Massachusetts Attorney General Maura Healy in June asked FERC to force National Grid and Eversource to refund $180 million to ratepayers and cut future electricity bills by $74 million each year, because – she argued – transmission rates are nearly 40 percent higher than they should be.

Joe Rosenthal, a principal attorney at the Connecticut Office of Consumer Counsel, said he hopes FERC's action will give OCC and other consumer advocates the means to carefully examine the ratemaking process.

“We want to get closer to the real numbers of what [transmission owners'] real cost is,” Rosenthal said, adding that he thought FERC's order was “appropriately aggressive.”

FERC's scrutiny of transmission rate protocols in the ISO-New England region follows several similar actions in recent years in the Midwest and central southern U.S.

“They already have initiated similar proceedings in other parts of the country – now it's simply New England's turn,” said Jackie Barry, spokeswoman for National Grid, a major transmission owner.

Lucrative investments

Transmission investments have ramped up in New England and elsewhere over the past decade, largely in response to a 2005 federal law guaranteeing utilities a return on equity of 11 percent or more for grid-reliability improvements.

“Transmission is the most lucrative thing utilities can own,” said Amy Boyd, a senior attorney with the Acadia Center in Boston, a clean-energy advocate that has studied New England's rising transmission rates.

Acadia, Healy, OCC and Connecticut Attorney General George Jepsen were all involved in various FERC complaints, originating in 2011, arguing that the guaranteed returns were too generous.

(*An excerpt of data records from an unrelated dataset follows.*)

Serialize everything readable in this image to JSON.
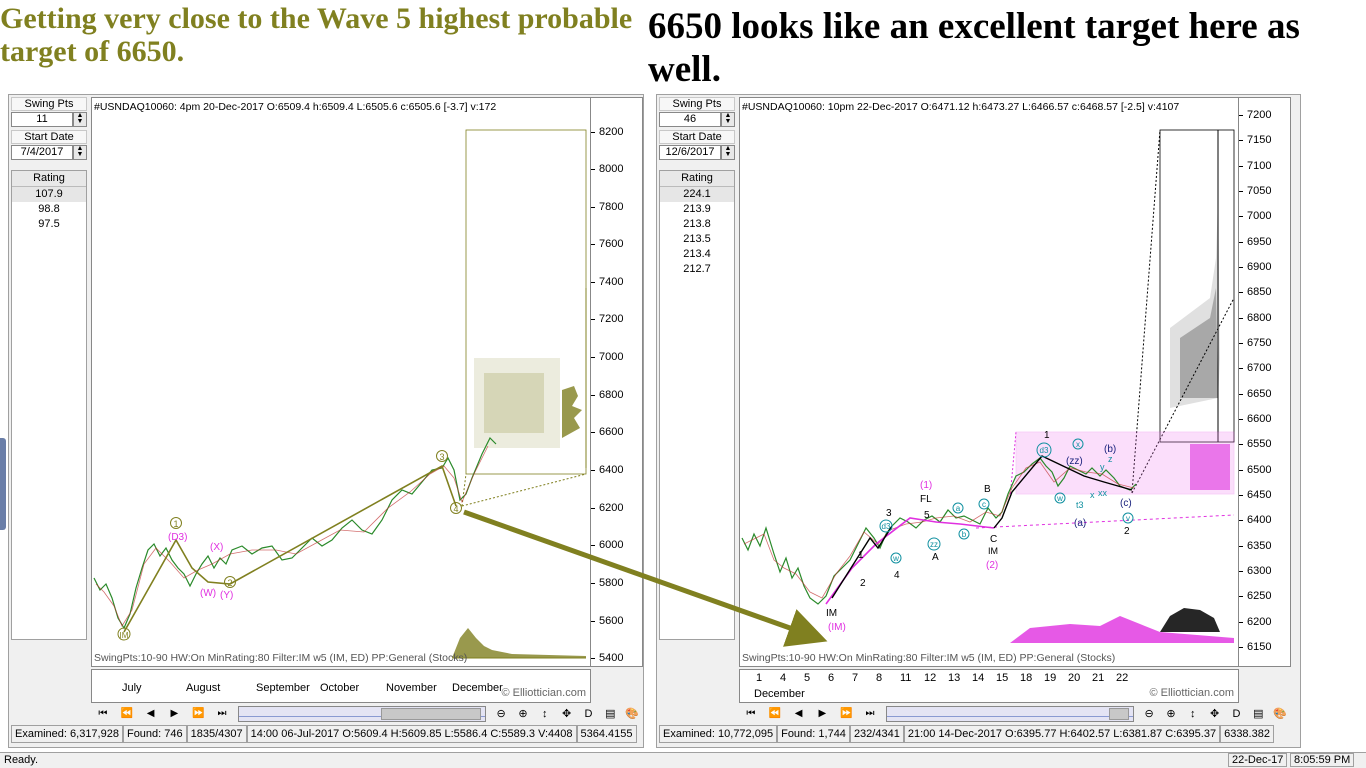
{
  "headlines": {
    "left": "Getting very close to the Wave 5 highest probable target of 6650.",
    "right": "6650 looks like an excellent target here as well."
  },
  "colors": {
    "olive": "#808020",
    "magenta": "#e030e0",
    "black": "#000000",
    "cyan": "#1090a0"
  },
  "left_panel": {
    "swing_pts_label": "Swing Pts",
    "swing_pts_value": "11",
    "start_date_label": "Start Date",
    "start_date_value": "7/4/2017",
    "rating_label": "Rating",
    "ratings": [
      "107.9",
      "98.8",
      "97.5"
    ],
    "info": "#USNDAQ10060:  4pm 20-Dec-2017  O:6509.4 h:6509.4 L:6505.6 c:6505.6 [-3.7] v:172",
    "footer": "SwingPts:10-90 HW:On   MinRating:80   Filter:IM w5 (IM, ED)   PP:General (Stocks)",
    "y_ticks": [
      "8200",
      "8000",
      "7800",
      "7600",
      "7400",
      "7200",
      "7000",
      "6800",
      "6600",
      "6400",
      "6200",
      "6000",
      "5800",
      "5600",
      "5400"
    ],
    "x_labels": [
      "July",
      "August",
      "September",
      "October",
      "November",
      "December"
    ],
    "copyright": "© Elliottician.com",
    "status": [
      "Examined: 6,317,928",
      "Found: 746",
      "1835/4307",
      "14:00 06-Jul-2017  O:5609.4 H:5609.85 L:5586.4 C:5589.3 V:4408",
      "5364.4155"
    ]
  },
  "right_panel": {
    "swing_pts_label": "Swing Pts",
    "swing_pts_value": "46",
    "start_date_label": "Start Date",
    "start_date_value": "12/6/2017",
    "rating_label": "Rating",
    "ratings": [
      "224.1",
      "213.9",
      "213.8",
      "213.5",
      "213.4",
      "212.7"
    ],
    "info": "#USNDAQ10060:  10pm 22-Dec-2017  O:6471.12 h:6473.27 L:6466.57 c:6468.57 [-2.5] v:4107",
    "footer": "SwingPts:10-90 HW:On   MinRating:80   Filter:IM w5 (IM, ED)   PP:General (Stocks)",
    "y_ticks": [
      "7200",
      "7150",
      "7100",
      "7050",
      "7000",
      "6950",
      "6900",
      "6850",
      "6800",
      "6750",
      "6700",
      "6650",
      "6600",
      "6550",
      "6500",
      "6450",
      "6400",
      "6350",
      "6300",
      "6250",
      "6200",
      "6150"
    ],
    "x_days": [
      "1",
      "4",
      "5",
      "6",
      "7",
      "8",
      "11",
      "12",
      "13",
      "14",
      "15",
      "18",
      "19",
      "20",
      "21",
      "22"
    ],
    "x_month": "December",
    "copyright": "© Elliottician.com",
    "status": [
      "Examined: 10,772,095",
      "Found: 1,744",
      "232/4341",
      "21:00 14-Dec-2017  O:6395.77 H:6402.57 L:6381.87 C:6395.37",
      "6338.382"
    ]
  },
  "waves_left": {
    "w1": "1",
    "d3": "(D3)",
    "x": "(X)",
    "w": "(W)",
    "y": "(Y)",
    "w2": "2",
    "w3": "3",
    "w4": "4",
    "im": "IM"
  },
  "waves_right": {
    "im": "IM",
    "im_paren": "(IM)",
    "n1": "1",
    "n2": "2",
    "n3": "3",
    "n4": "4",
    "n5": "5",
    "fl": "FL",
    "one_paren": "(1)",
    "d3": "d3",
    "w": "w",
    "zz": "zz",
    "a_cap": "A",
    "a": "a",
    "b": "b",
    "c": "c",
    "b_cap": "B",
    "c_cap": "C",
    "im2": "IM",
    "two_paren": "(2)",
    "top1": "1",
    "d3b": "d3",
    "xcirc": "x",
    "zz_paren": "(zz)",
    "b_paren": "(b)",
    "y": "y",
    "z": "z",
    "w2": "w",
    "t3": "t3",
    "x1": "x",
    "xx": "xx",
    "c_paren": "(c)",
    "a_paren": "(a)",
    "v": "v",
    "two": "2"
  },
  "nav": [
    "⏮",
    "⏪",
    "◀",
    "▶",
    "⏩",
    "⏭"
  ],
  "tools": [
    "⊖",
    "⊕",
    "↕",
    "✥",
    "D",
    "▤",
    "🎨"
  ],
  "bottom": {
    "ready": "Ready.",
    "date": "22-Dec-17",
    "time": "8:05:59 PM"
  }
}
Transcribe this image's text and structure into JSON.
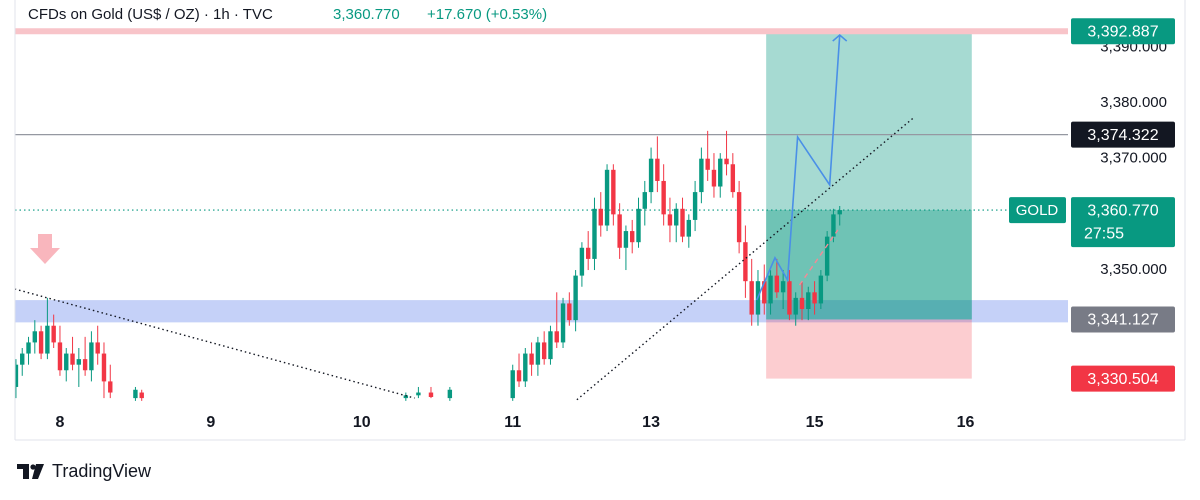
{
  "chart_data": {
    "type": "candlestick",
    "title": "CFDs on Gold (US$ / OZ) · 1h · TVC",
    "last_price": "3,360.770",
    "change": "+17.670 (+0.53%)",
    "up_color": "#089981",
    "down_color": "#f23645",
    "xlim": [
      -7.15,
      160.3
    ],
    "ylim": [
      3326.3,
      3398.5
    ],
    "xticks": [
      {
        "value": 0,
        "label": "8"
      },
      {
        "value": 24,
        "label": "9"
      },
      {
        "value": 48,
        "label": "10"
      },
      {
        "value": 72,
        "label": "11"
      },
      {
        "value": 94,
        "label": "13"
      },
      {
        "value": 120,
        "label": "15"
      },
      {
        "value": 144,
        "label": "16"
      }
    ],
    "yticks": [
      {
        "value": 3350,
        "label": "3,350.000"
      },
      {
        "value": 3370,
        "label": "3,370.000"
      },
      {
        "value": 3380,
        "label": "3,380.000"
      },
      {
        "value": 3390,
        "label": "3,390.000"
      }
    ],
    "candles": {
      "x": [
        -7,
        -6,
        -5,
        -4,
        -3,
        -2,
        -1,
        0,
        1,
        2,
        3,
        4,
        5,
        6,
        7,
        8,
        12,
        13,
        55,
        57,
        59,
        62,
        72,
        73,
        74,
        75,
        76,
        77,
        78,
        79,
        80,
        81,
        82,
        83,
        84,
        85,
        86,
        87,
        88,
        89,
        90,
        91,
        92,
        93,
        94,
        95,
        96,
        97,
        98,
        99,
        100,
        101,
        102,
        103,
        104,
        105,
        106,
        107,
        108,
        109,
        110,
        111,
        112,
        113,
        114,
        115,
        116,
        117,
        118,
        119,
        120,
        121,
        122,
        123,
        124
      ],
      "open": [
        3329,
        3333,
        3335,
        3337,
        3339,
        3335,
        3340,
        3337,
        3332,
        3335,
        3333,
        3334,
        3332,
        3337,
        3335,
        3330,
        3327,
        3328,
        3327,
        3327.5,
        3328,
        3327,
        3327,
        3332,
        3330,
        3335,
        3333,
        3337,
        3334,
        3339,
        3337,
        3344,
        3341,
        3349,
        3354,
        3352,
        3361,
        3358,
        3368,
        3360,
        3354,
        3357,
        3355,
        3361,
        3364,
        3370,
        3366,
        3360,
        3358,
        3361,
        3356,
        3359,
        3364,
        3370,
        3368,
        3365,
        3370,
        3369,
        3364,
        3355,
        3348,
        3342,
        3348,
        3344,
        3349,
        3346,
        3348,
        3342,
        3345,
        3343,
        3346,
        3344,
        3349,
        3356,
        3360
      ],
      "high": [
        3334,
        3336,
        3338,
        3341,
        3340,
        3345,
        3342,
        3340,
        3336,
        3338,
        3336,
        3338,
        3339,
        3340,
        3337,
        3333,
        3329,
        3328.5,
        3328,
        3329,
        3329,
        3329,
        3333,
        3335,
        3336,
        3337,
        3338,
        3339,
        3340,
        3346,
        3345,
        3346,
        3350,
        3355,
        3357,
        3363,
        3364,
        3369,
        3369,
        3362,
        3358,
        3359,
        3363,
        3366,
        3372,
        3374,
        3369,
        3363,
        3362,
        3363,
        3360,
        3366,
        3372,
        3375,
        3371,
        3371,
        3375,
        3371,
        3366,
        3358,
        3352,
        3350,
        3351,
        3350,
        3352,
        3350,
        3350,
        3346,
        3348,
        3347,
        3348,
        3350,
        3357,
        3361,
        3361.5
      ],
      "low": [
        3327,
        3331,
        3333,
        3335,
        3334,
        3334,
        3336,
        3331,
        3330,
        3332,
        3329,
        3331,
        3330,
        3333,
        3327,
        3327,
        3326.5,
        3326.5,
        3326.5,
        3327,
        3327,
        3326.5,
        3326.5,
        3329,
        3329,
        3331,
        3331,
        3333,
        3333,
        3336,
        3336,
        3340,
        3339,
        3347,
        3350,
        3350,
        3356,
        3357,
        3358,
        3352,
        3350,
        3353,
        3354,
        3358,
        3362,
        3364,
        3358,
        3355,
        3355,
        3355,
        3354,
        3357,
        3362,
        3366,
        3363,
        3363,
        3367,
        3363,
        3353,
        3345,
        3340,
        3340,
        3342,
        3342,
        3345,
        3343,
        3341,
        3340,
        3341,
        3341,
        3342,
        3343,
        3348,
        3355,
        3358
      ],
      "close": [
        3333,
        3335,
        3337,
        3339,
        3335,
        3340,
        3337,
        3332,
        3335,
        3333,
        3334,
        3332,
        3337,
        3335,
        3330,
        3328,
        3328.5,
        3327,
        3327.5,
        3328,
        3327.2,
        3328.5,
        3332,
        3330,
        3335,
        3333,
        3337,
        3334,
        3339,
        3337,
        3344,
        3341,
        3349,
        3354,
        3352,
        3361,
        3358,
        3368,
        3360,
        3354,
        3357,
        3355,
        3361,
        3364,
        3370,
        3366,
        3360,
        3358,
        3361,
        3356,
        3359,
        3364,
        3370,
        3368,
        3365,
        3370,
        3369,
        3364,
        3355,
        3348,
        3342,
        3348,
        3344,
        3349,
        3346,
        3348,
        3342,
        3345,
        3343,
        3346,
        3344,
        3349,
        3356,
        3360,
        3360.77
      ]
    },
    "zone": {
      "low": 3340.6,
      "high": 3344.6,
      "color": "#c5d1f8"
    },
    "position": {
      "x_start": 112.3,
      "x_end": 145,
      "entry": 3341.127,
      "target": 3392.887,
      "stop": 3330.504
    },
    "price_lines": [
      {
        "value": 3392.887,
        "label": "3,392.887",
        "label_color": "#089981",
        "line": "solid",
        "line_color": "#f8c4c9"
      },
      {
        "value": 3374.322,
        "label": "3,374.322",
        "label_color": "#131722",
        "line": "solid",
        "line_color": "#9598a1"
      },
      {
        "value": 3360.77,
        "label": "3,360.770",
        "label_color": "#089981",
        "line": "dotted",
        "line_color": "#089981",
        "tag": "GOLD",
        "sublabel": "27:55"
      },
      {
        "value": 3341.127,
        "label": "3,341.127",
        "label_color": "#787b86"
      },
      {
        "value": 3330.504,
        "label": "3,330.504",
        "label_color": "#f23645"
      }
    ],
    "trendlines": [
      {
        "points": [
          [
            -7.2,
            3346.6
          ],
          [
            56.4,
            3327.0
          ]
        ],
        "style": "dotted",
        "color": "#131722"
      },
      {
        "points": [
          [
            82.2,
            3326.7
          ],
          [
            135.9,
            3377.5
          ]
        ],
        "style": "dotted",
        "color": "#131722"
      },
      {
        "points": [
          [
            117.6,
            3347.3
          ],
          [
            123.7,
            3357.2
          ]
        ],
        "style": "dashed",
        "color": "#f28b96"
      },
      {
        "points": [
          [
            110.8,
            3344.6
          ],
          [
            113.7,
            3352.2
          ],
          [
            115.7,
            3348.2
          ],
          [
            117.3,
            3373.9
          ],
          [
            122.4,
            3365.3
          ],
          [
            124,
            3392.2
          ]
        ],
        "style": "arrow",
        "color": "#4a8fe7"
      }
    ],
    "brand": "TradingView"
  }
}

They had some success, but Boyd believes the recent FERC review could have more significant impacts on transmission costs.

Eversource, one of the region's major transmission owners, completed three transmission projects in late 2014 and 2015 with a combined price tag of $1.26 billion. The company has approximately $1.75 billion worth of major ongoing transmission projects, though the largest — the $1.3 billion Northern Pass project — won't impact rates because it's a merchant line being funded by private developers, said Eversource spokesman Frank Poirot.

While major transmission projects have led to higher charges on utility customer bills, Poirot defended them as good investments, reducing congestion charges and boosting reliability for ratepayers.

“What we provide in transmission is a very good value for the dollar,” he said.

National Grid's Barry said the region's congestion charges fell nearly 90 percent, to $38 million, between 2005 and 2010.

Transmission owners have also been impacted by a surge in power plant closures in recent years, Poirot said.

“Transmission is the link between our customers and those generating plants,” he said. “So as those plants go off and their regions no longer become a source for generating power, then we have to find other areas.”

Boyd said her organization has advocated for alternative initiatives to create a more reliable grid, other than expensive transmission projects, including renewable energy and distributed generation.

Such alternatives are potentially cheaper, but she said they are at a disadvantage because current rules do not allow their cost to be spread across the six-state New England region like the cost of transmission projects.

Acadia contends that ISO-New England understates the impact of such alternatives in its forecasting of future electricity demand, which could lead to the construction of unneeded transmission projects.